Comment devrait-on gérer vos biens et votre bien-être si ce qui vous arrive vous rend incapable de prendre des décisions ? C’est une question que de plus en plus de Belges se sont posée ces derniers temps. Et le coronavirus n’y est peut-être pas étranger. Du coup, le nombre de recours à ce que l’on appelle le mandat de protection extrajudiciaire a augmenté. L’an dernier, 59.000 Belges l’ont choisi pour désigner les proches en qui ils ont confiance et les guider dans les décisions les concernant.

Il y a deux ans, le beau-père de Patrick a fait un AVC. Après cela, il s’est retrouvé incapable de gérer ses biens et la justice a alors désigné un administrateur.

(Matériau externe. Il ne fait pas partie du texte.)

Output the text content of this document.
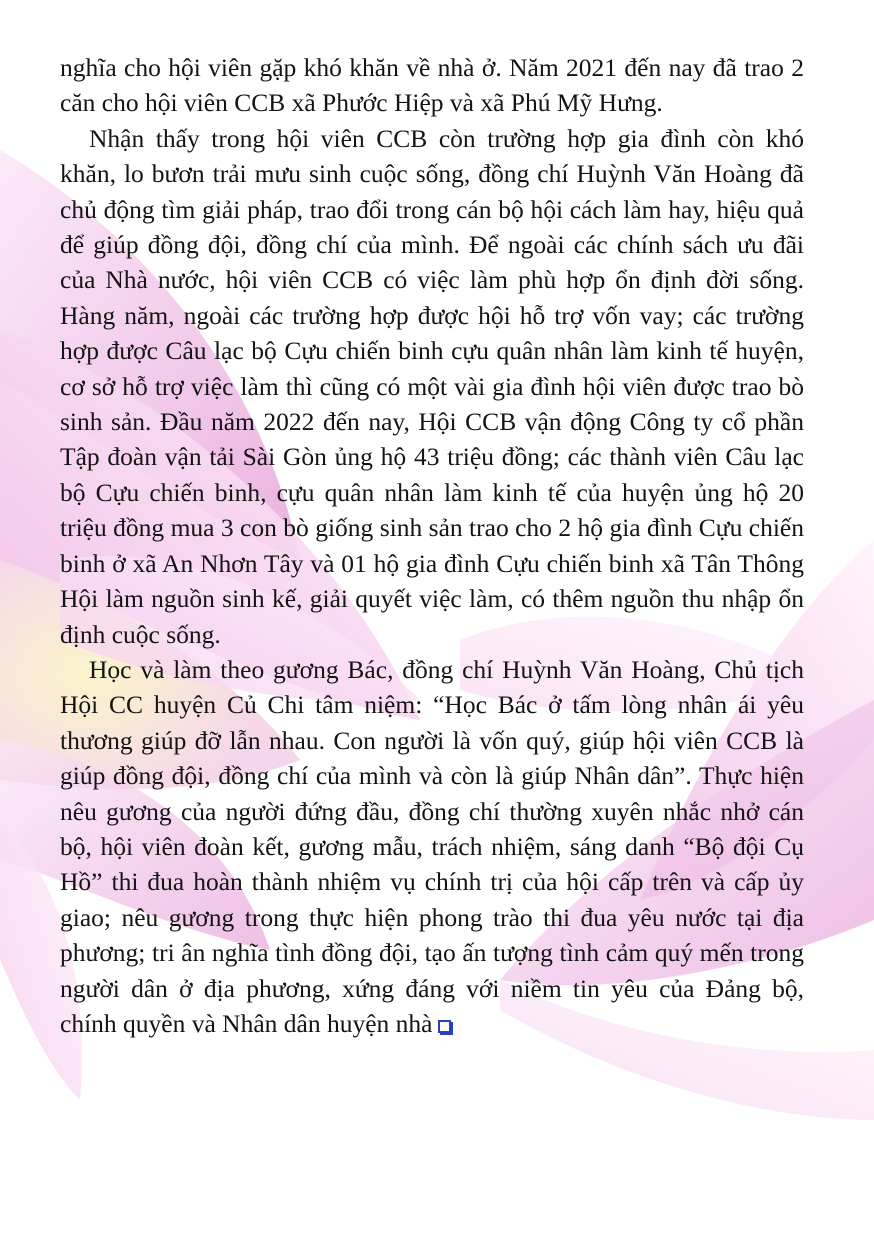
nghĩa cho hội viên gặp khó khăn về nhà ở. Năm 2021 đến nay đã trao 2 căn cho hội viên CCB xã Phước Hiệp và xã Phú Mỹ Hưng.

Nhận thấy trong hội viên CCB còn trường hợp gia đình còn khó khăn, lo bươn trải mưu sinh cuộc sống, đồng chí Huỳnh Văn Hoàng đã chủ động tìm giải pháp, trao đổi trong cán bộ hội cách làm hay, hiệu quả để giúp đồng đội, đồng chí của mình. Để ngoài các chính sách ưu đãi của Nhà nước, hội viên CCB có việc làm phù hợp ổn định đời sống. Hàng năm, ngoài các trường hợp được hội hỗ trợ vốn vay; các trường hợp được Câu lạc bộ Cựu chiến binh cựu quân nhân làm kinh tế huyện, cơ sở hỗ trợ việc làm thì cũng có một vài gia đình hội viên được trao bò sinh sản. Đầu năm 2022 đến nay, Hội CCB vận động Công ty cổ phần Tập đoàn vận tải Sài Gòn ủng hộ 43 triệu đồng; các thành viên Câu lạc bộ Cựu chiến binh, cựu quân nhân làm kinh tế của huyện ủng hộ 20 triệu đồng mua 3 con bò giống sinh sản trao cho 2 hộ gia đình Cựu chiến binh ở xã An Nhơn Tây và 01 hộ gia đình Cựu chiến binh xã Tân Thông Hội làm nguồn sinh kế, giải quyết việc làm, có thêm nguồn thu nhập ổn định cuộc sống.

Học và làm theo gương Bác, đồng chí Huỳnh Văn Hoàng, Chủ tịch Hội CC huyện Củ Chi tâm niệm: “Học Bác ở tấm lòng nhân ái yêu thương giúp đỡ lẫn nhau. Con người là vốn quý, giúp hội viên CCB là giúp đồng đội, đồng chí của mình và còn là giúp Nhân dân”. Thực hiện nêu gương của người đứng đầu, đồng chí thường xuyên nhắc nhở cán bộ, hội viên đoàn kết, gương mẫu, trách nhiệm, sáng danh “Bộ đội Cụ Hồ” thi đua hoàn thành nhiệm vụ chính trị của hội cấp trên và cấp ủy giao; nêu gương trong thực hiện phong trào thi đua yêu nước tại địa phương; tri ân nghĩa tình đồng đội, tạo ấn tượng tình cảm quý mến trong người dân ở địa phương, xứng đáng với niềm tin yêu của Đảng bộ, chính quyền và Nhân dân huyện nhà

Une situation qu’ont mal vécue Patrick et son épouse : "On a quand même trouvé cela très difficile parce que, d’une certaine manière, nous étions mis de côté. Nous n’avions même pas le droit de préciser quoi que ce soit."


Le couple décide alors de ne pas vivre la même mauvaise expérience et rédige un mandat de protection extrajudiciaire chez leur notaire louviérois Sylvain Bavier. Pour ce dernier, il s’agit d’une solution intéressante : "Vous allez pouvoir gérer, d’une part, tout ce qui concerne vos biens par exemple les biens immobiliers mais également tous les aspects relatifs à votre personne. Votre personne, ça peut être des choses extrêmement importantes comme le fait d’être hospitalisé dans telle ou telle institution ou d’aller dans telle ou telle maison de repos."

Patrick et son épouse estiment que cette démarche va leur permettre d’épargner leur entourage : "Cela lui évitera de prendre des décisions difficiles. D’une certaine manière, les décisions c’est nous qui les avons prises maintenant, à l’avance. On leur a communiqué. Et donc, lorsque viendra le moment, ils savent ce qu’ils ont à faire sans avoir le poids émotionnel de devoir choisir eux-mêmes et de prendre des décisions qui parfois sont difficiles comme, par exemple, dans les cas d’euthanasie."

Une attitude tout à fait compréhensible mais qui a un coût : 500 euros en moyenne.